In a statement this evening, Mr Harris said: "The programme clearly illustrates the physical and emotional burden of waiting for long periods for both patients and their families.
"I am keenly aware of this burden and it is for this reason that last summer I requested that the HSE put in place an Action Plan to halve the number of patients waiting over 18 months for treatment.
"Last month I announced the successful completion of this Action Plan with over 11,500 patients coming off the Inpatient/ Daycase waiting list in the second half of 2016...In 2017 I am determined that the HSE builds on last year's progress and reduce waiting time for our longest waiters."
— RTÉ News Now (@RTENewsNow) February 6, 2017
Speaking on RTÉ's Claire Byrne Live, the minister said that he would work to reduce the waiting lists.
He said: "To those of you who are still waiting, I want you to know that I am going to work might and mane to make sure that by the end of this year, we have dramatically reduced the length of time patients wait in this country."
It's not fair for a child to go through this when it can be rectified with surgery. She doesn't have to be like this.
The HSE has issued a statement saying it "apologises to any patient who has had a poor experience either in terms of waiting times or communications with our services".
The statement continued: "It is unacceptable that any patient in our care, particularly patients suffering and in pain should experience any difficulty in making contact with our hospitals.
"A key priority for the HSE is tackling long patient waiting times and ensuring timely access to treatment and care.
"We fully acknowledge that patient waiting times are unacceptably long in certain specialities and this, to some extent, reflects the need for greater capacity and staff requirements within our services."
The HSE said it is "aiming to ensure that the end of June this year no one will be waiting over 18 months. We are also aiming to ensure that 85% of cases are seen within 15 months."
Megan Halvey Ryan, 13, from Limerick, suffers from scoliosis and is featured on tonight's "Living on the List" broadcast. Her spinal curvature has worsened dramatically in recent times. She now finds it almost impossible to attend school.
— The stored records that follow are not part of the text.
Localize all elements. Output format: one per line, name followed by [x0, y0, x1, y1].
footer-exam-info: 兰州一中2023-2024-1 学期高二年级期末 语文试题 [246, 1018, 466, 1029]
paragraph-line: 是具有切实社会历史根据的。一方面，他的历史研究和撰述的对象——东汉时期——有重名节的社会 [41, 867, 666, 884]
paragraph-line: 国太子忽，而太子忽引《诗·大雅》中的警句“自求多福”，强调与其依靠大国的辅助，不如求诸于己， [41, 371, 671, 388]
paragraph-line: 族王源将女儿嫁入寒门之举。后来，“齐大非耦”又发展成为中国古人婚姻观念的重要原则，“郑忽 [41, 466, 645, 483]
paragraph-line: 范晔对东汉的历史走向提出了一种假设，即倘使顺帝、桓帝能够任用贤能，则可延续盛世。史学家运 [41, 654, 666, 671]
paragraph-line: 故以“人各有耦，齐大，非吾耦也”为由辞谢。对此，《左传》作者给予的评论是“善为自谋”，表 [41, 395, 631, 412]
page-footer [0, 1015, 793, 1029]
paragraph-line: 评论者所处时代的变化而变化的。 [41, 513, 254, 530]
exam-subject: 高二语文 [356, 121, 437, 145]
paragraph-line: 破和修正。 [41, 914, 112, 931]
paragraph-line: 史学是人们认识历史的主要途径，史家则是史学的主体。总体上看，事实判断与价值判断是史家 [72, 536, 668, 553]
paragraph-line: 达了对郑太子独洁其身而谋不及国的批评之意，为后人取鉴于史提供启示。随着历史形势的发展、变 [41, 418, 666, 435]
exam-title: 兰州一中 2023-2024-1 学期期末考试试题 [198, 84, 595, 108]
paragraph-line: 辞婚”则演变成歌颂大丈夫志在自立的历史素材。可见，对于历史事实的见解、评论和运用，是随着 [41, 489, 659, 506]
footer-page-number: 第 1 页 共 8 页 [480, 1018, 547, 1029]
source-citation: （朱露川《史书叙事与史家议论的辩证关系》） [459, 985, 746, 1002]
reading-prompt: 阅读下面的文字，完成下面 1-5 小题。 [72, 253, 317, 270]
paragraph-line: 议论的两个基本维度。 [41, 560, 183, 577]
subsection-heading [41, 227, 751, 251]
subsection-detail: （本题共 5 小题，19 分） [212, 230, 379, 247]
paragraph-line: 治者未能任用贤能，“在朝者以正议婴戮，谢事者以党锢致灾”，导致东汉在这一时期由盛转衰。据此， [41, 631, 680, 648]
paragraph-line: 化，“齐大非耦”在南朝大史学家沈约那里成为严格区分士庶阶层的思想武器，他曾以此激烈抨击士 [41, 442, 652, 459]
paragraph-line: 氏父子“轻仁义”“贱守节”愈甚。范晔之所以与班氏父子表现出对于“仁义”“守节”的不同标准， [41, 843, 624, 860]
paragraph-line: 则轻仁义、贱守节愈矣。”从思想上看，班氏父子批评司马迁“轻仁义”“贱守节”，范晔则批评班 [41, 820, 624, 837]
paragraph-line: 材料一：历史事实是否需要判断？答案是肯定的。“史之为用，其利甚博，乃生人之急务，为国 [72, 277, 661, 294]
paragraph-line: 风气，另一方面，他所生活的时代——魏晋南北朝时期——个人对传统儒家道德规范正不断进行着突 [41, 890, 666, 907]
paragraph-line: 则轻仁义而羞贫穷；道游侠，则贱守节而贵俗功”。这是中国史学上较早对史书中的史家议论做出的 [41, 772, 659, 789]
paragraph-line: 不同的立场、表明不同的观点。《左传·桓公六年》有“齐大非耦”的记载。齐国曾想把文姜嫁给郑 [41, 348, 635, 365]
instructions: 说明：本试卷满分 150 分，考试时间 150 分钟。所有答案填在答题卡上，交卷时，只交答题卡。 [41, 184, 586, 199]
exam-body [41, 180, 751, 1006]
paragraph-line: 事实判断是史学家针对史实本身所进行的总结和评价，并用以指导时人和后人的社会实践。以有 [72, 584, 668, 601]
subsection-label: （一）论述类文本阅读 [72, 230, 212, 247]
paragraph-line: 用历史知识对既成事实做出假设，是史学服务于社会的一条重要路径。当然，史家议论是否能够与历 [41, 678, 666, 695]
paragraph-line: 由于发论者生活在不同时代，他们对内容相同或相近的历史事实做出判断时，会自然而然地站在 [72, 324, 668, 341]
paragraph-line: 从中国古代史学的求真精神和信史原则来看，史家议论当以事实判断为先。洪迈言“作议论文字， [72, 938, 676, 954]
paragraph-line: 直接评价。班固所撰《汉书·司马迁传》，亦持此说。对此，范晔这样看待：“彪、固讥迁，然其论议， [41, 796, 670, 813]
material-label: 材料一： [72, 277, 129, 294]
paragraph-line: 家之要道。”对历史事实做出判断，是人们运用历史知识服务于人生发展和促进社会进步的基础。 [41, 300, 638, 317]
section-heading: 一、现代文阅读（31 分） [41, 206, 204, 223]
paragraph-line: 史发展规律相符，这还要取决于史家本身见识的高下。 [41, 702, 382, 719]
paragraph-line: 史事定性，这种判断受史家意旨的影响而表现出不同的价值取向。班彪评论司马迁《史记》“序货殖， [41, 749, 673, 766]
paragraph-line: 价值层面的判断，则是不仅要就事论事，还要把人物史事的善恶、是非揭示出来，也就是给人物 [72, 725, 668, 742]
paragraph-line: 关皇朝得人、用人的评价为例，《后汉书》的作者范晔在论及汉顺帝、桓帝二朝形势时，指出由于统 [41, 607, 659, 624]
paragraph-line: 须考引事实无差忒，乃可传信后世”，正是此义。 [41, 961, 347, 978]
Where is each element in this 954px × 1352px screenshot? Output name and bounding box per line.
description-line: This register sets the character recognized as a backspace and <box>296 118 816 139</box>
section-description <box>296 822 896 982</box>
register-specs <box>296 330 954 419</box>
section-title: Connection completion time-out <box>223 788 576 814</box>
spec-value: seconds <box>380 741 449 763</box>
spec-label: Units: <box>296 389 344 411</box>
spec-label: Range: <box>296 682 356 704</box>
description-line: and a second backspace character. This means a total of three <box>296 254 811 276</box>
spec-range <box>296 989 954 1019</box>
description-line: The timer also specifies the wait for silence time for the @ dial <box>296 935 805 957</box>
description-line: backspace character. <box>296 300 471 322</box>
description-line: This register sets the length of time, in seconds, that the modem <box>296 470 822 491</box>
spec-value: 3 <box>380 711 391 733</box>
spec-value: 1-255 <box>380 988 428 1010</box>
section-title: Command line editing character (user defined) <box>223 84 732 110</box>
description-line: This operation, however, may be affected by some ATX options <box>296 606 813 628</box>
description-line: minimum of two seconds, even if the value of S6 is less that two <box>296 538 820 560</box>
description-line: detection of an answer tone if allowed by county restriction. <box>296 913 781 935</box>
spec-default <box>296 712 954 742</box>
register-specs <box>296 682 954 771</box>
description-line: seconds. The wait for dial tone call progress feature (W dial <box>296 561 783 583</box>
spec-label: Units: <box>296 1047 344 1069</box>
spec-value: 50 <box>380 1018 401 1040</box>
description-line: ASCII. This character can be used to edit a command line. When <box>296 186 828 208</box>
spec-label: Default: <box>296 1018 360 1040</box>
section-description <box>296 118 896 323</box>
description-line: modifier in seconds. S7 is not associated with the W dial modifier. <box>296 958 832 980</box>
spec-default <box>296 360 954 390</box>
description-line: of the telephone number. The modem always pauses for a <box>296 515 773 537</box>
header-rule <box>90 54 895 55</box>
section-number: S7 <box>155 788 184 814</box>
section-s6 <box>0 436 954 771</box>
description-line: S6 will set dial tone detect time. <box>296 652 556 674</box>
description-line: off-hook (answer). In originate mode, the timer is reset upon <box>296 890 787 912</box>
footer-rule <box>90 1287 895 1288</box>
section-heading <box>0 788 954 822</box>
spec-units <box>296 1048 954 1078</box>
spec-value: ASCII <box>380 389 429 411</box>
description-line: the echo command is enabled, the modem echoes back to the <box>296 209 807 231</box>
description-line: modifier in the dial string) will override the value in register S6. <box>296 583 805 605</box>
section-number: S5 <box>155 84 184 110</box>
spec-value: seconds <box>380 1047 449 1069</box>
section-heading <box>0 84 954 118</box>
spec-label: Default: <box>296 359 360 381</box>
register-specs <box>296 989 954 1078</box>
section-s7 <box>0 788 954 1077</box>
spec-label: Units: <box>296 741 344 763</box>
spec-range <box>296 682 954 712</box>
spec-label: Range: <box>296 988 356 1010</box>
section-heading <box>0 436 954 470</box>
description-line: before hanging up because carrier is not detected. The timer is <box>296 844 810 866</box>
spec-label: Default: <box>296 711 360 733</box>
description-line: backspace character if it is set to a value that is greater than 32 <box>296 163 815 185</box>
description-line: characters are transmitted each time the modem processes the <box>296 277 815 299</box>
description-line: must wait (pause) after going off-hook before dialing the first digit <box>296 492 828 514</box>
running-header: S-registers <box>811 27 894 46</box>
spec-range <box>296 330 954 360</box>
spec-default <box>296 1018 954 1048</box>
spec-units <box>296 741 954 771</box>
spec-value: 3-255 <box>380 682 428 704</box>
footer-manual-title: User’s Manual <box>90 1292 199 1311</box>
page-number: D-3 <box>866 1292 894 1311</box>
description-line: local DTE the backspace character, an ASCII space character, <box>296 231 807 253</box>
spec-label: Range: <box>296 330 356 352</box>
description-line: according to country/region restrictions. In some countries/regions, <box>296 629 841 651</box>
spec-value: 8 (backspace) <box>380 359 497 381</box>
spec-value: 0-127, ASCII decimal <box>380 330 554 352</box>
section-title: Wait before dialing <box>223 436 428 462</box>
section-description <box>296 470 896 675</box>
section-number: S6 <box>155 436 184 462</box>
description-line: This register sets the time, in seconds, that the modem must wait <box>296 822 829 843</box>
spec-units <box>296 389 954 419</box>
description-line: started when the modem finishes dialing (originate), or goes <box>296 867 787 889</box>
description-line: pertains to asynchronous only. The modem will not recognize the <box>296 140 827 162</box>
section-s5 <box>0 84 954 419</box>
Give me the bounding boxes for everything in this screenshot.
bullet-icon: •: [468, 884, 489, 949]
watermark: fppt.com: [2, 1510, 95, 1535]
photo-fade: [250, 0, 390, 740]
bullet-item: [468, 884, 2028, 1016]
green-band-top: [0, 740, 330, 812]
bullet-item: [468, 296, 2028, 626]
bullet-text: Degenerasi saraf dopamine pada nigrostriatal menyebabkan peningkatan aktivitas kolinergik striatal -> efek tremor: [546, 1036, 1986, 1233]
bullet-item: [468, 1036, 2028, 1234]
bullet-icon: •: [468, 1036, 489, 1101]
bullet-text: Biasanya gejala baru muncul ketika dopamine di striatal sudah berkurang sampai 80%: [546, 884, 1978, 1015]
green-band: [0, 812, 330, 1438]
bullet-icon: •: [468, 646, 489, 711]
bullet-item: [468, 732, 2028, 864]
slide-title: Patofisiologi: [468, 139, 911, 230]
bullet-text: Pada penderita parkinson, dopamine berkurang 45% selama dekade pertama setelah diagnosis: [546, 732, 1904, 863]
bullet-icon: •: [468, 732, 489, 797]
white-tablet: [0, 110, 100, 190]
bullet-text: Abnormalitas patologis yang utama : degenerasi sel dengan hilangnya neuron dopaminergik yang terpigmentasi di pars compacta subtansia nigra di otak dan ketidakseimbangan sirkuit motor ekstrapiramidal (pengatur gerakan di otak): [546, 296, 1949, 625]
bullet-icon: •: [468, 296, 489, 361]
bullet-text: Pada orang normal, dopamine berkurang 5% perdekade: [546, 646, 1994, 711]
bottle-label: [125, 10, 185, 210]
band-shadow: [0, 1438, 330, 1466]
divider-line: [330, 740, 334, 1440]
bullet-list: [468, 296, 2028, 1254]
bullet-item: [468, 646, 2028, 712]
"Megan just cannot manage the pain. She's missing school. It's affecting her whole life and as a consequence it's affecting the whole family life," says her mother Sharon Halvey Ryan.
"I just want my surgery, it's not fair," said Megan.
"It isn't fair. It's not fair for a child to go through this when it can be rectified with surgery. She doesn't have to be like this," said Ms Halvey Ryan.
"She needs her surgery and [then] this will go away. Her life can start again. And she's not having her surgery, we don't have a date. We're still in limbo," she added.
Meanwhile, Betty Rogers, from Offaly, has a painful and debilitating spinal problem. Her quality of life has drastically diminished as she struggles to cope with the pain. She has been on various waiting lists for surgery on her spine for almost two years.
"I do be in there sometimes in the kitchen and I'd be leaning on the sink. I just have to lean on it to take the pressure off my back with the pain. And then I'd have to come in and sit down," says Ms Rogers.
"Being on a public list is just...the thing is endless. You see no light at the end of the tunnel," says her husband Pat.